Productivity simply means producing desired results or experiences. If you go to a party to have fun and you don’t have fun – it’s an unproductive party!

Most people think productivity has to do with business or busy-ness…  but no – productivity just means producing what you say you’re going to produce or want to produce.

productivity

What are the main obstacles for people becoming productive?

I think mostly it’s people’s addiction to stress. People are willing to tolerate having 3,000 unprocessed emails in their inbox. Why don’t you taste what it’s like to have nothing on your mind? That stuff just feels so uncomfortable.
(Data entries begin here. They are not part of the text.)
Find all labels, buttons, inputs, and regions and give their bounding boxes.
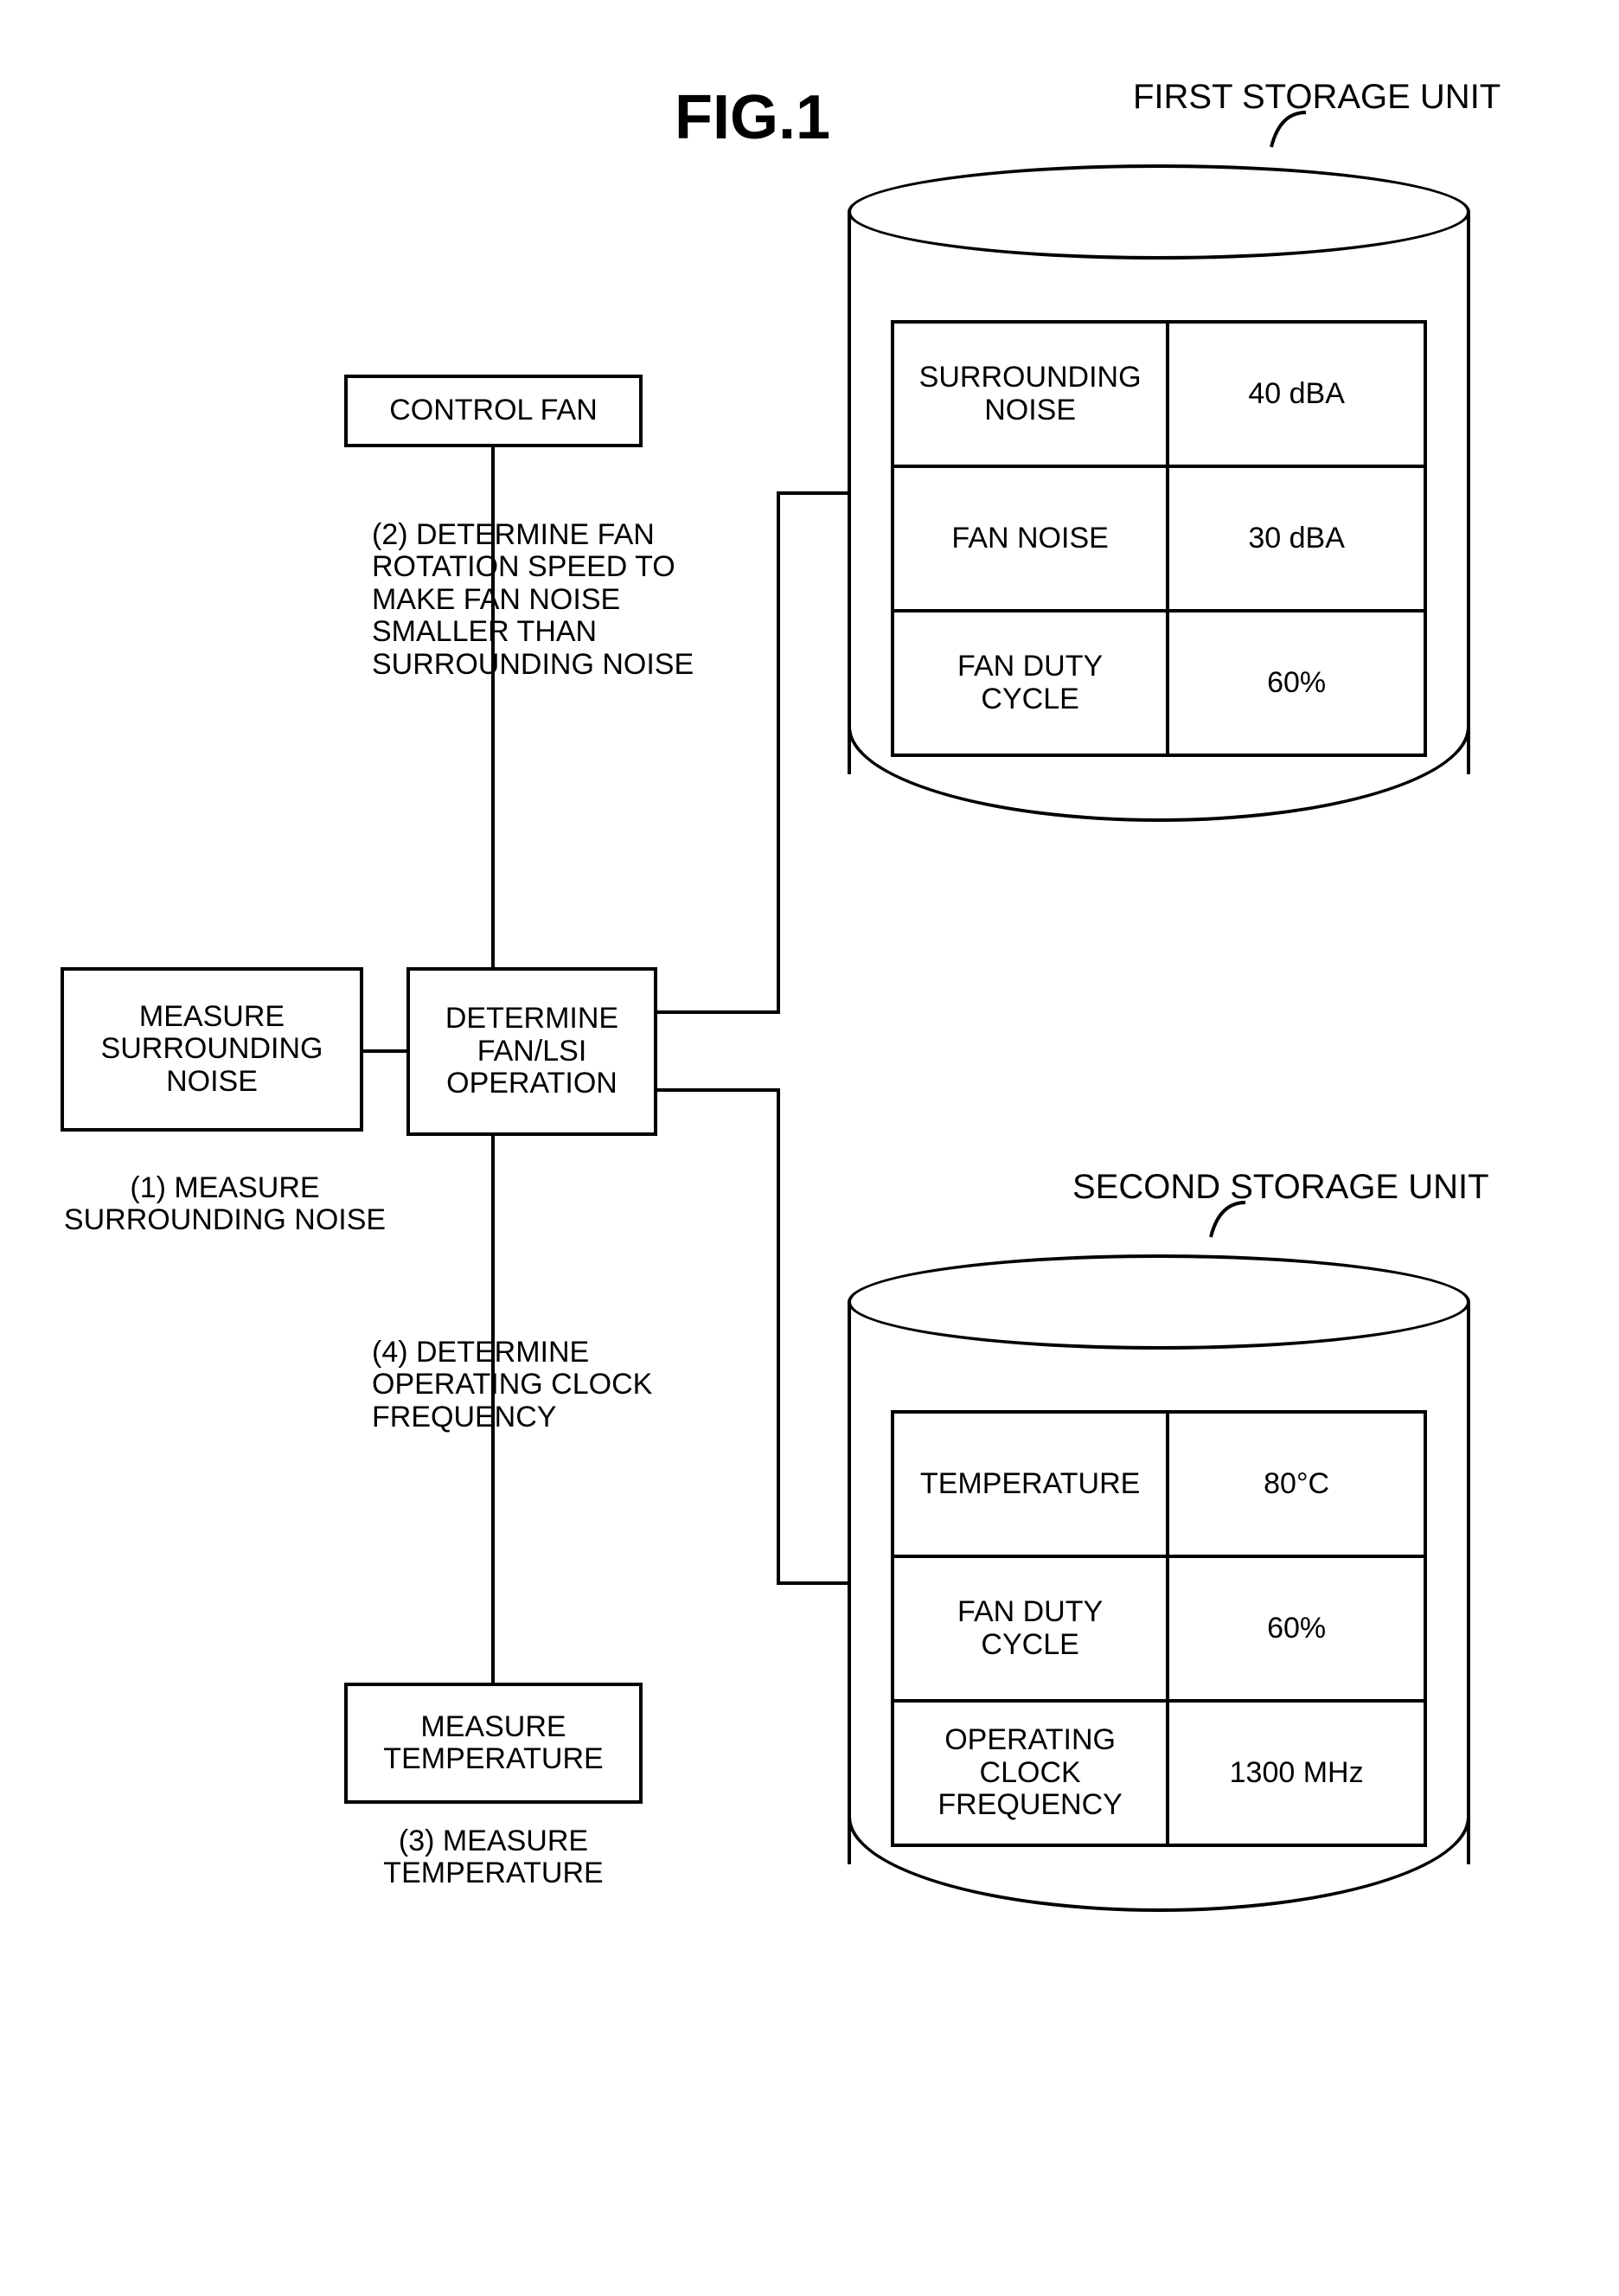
box-control-fan-label: CONTROL FAN	[389, 394, 598, 426]
box-control-fan: CONTROL FAN	[344, 375, 643, 447]
figure-title: FIG.1	[675, 82, 830, 153]
t1-r1-k: FAN NOISE	[894, 468, 1169, 609]
t2-r1-v: 60%	[1169, 1558, 1424, 1699]
box-determine-operation-label: DETERMINE FAN/LSI OPERATION	[445, 1003, 618, 1100]
storage1-table: SURROUNDING NOISE 40 dBA FAN NOISE 30 dB…	[891, 320, 1427, 757]
box-measure-noise-label: MEASURE SURROUNDING NOISE	[101, 1001, 323, 1098]
t1-r0-v: 40 dBA	[1169, 324, 1424, 465]
t1-r2-k: FAN DUTY CYCLE	[894, 612, 1169, 754]
t2-r0-k: TEMPERATURE	[894, 1414, 1169, 1555]
storage2-label: SECOND STORAGE UNIT	[1072, 1168, 1583, 1206]
edge-label-2: (2) DETERMINE FAN ROTATION SPEED TO MAKE…	[372, 519, 735, 681]
box-measure-temperature: MEASURE TEMPERATURE	[344, 1683, 643, 1804]
box-determine-operation: DETERMINE FAN/LSI OPERATION	[406, 967, 657, 1136]
t1-r1-v: 30 dBA	[1169, 468, 1424, 609]
t2-r2-v: 1300 MHz	[1169, 1703, 1424, 1844]
t2-r2-k: OPERATING CLOCK FREQUENCY	[894, 1703, 1169, 1844]
storage2-table: TEMPERATURE 80°C FAN DUTY CYCLE 60% OPER…	[891, 1410, 1427, 1847]
edge-label-3: (3) MEASURE TEMPERATURE	[344, 1825, 643, 1890]
t1-r0-k: SURROUNDING NOISE	[894, 324, 1169, 465]
lead-storage1	[1271, 112, 1306, 147]
edge-label-4: (4) DETERMINE OPERATING CLOCK FREQUENCY	[372, 1337, 701, 1433]
box-measure-temperature-label: MEASURE TEMPERATURE	[383, 1711, 603, 1776]
diagram-canvas: FIG.1 CONTROL FAN (2) DETERMINE FAN ROTA…	[0, 0, 1619, 2296]
edge-label-1: (1) MEASURE SURROUNDING NOISE	[61, 1172, 389, 1237]
lead-storage2	[1211, 1203, 1245, 1237]
t2-r1-k: FAN DUTY CYCLE	[894, 1558, 1169, 1699]
box-measure-noise: MEASURE SURROUNDING NOISE	[61, 967, 363, 1132]
t2-r0-v: 80°C	[1169, 1414, 1424, 1555]
t1-r2-v: 60%	[1169, 612, 1424, 754]
storage1-label: FIRST STORAGE UNIT	[1133, 78, 1583, 116]
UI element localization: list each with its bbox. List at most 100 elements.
But if you’re so used to it, you’re not motivated to do anything differently. You’re not motivated to do the things that actually produce a higher state of productivity.

“Life is OK.” – that’s the biggest problem, most people are not in big enough pain to change. And that’s why the first people to adopt my methodology graduated rapidly professionally and now they’re having to deal with whole new levels of accountability and detail. Their systems just crapped out, and it’s like “Oh my god, I need to get back to the control and focus that I experienced earlier on. Help!”

So it’s that sense of being out of control and not having the focus that they’re used to usually makes people the most interested in getting involved with this work.

But we’re also teaching kids this stuff – because they get it right away! It’s like “Oh, sure, that’s what you do!” That’s our big vision – let’s get it to the kids and into the educational system, so we don’t have to change a bunch of cranky adults.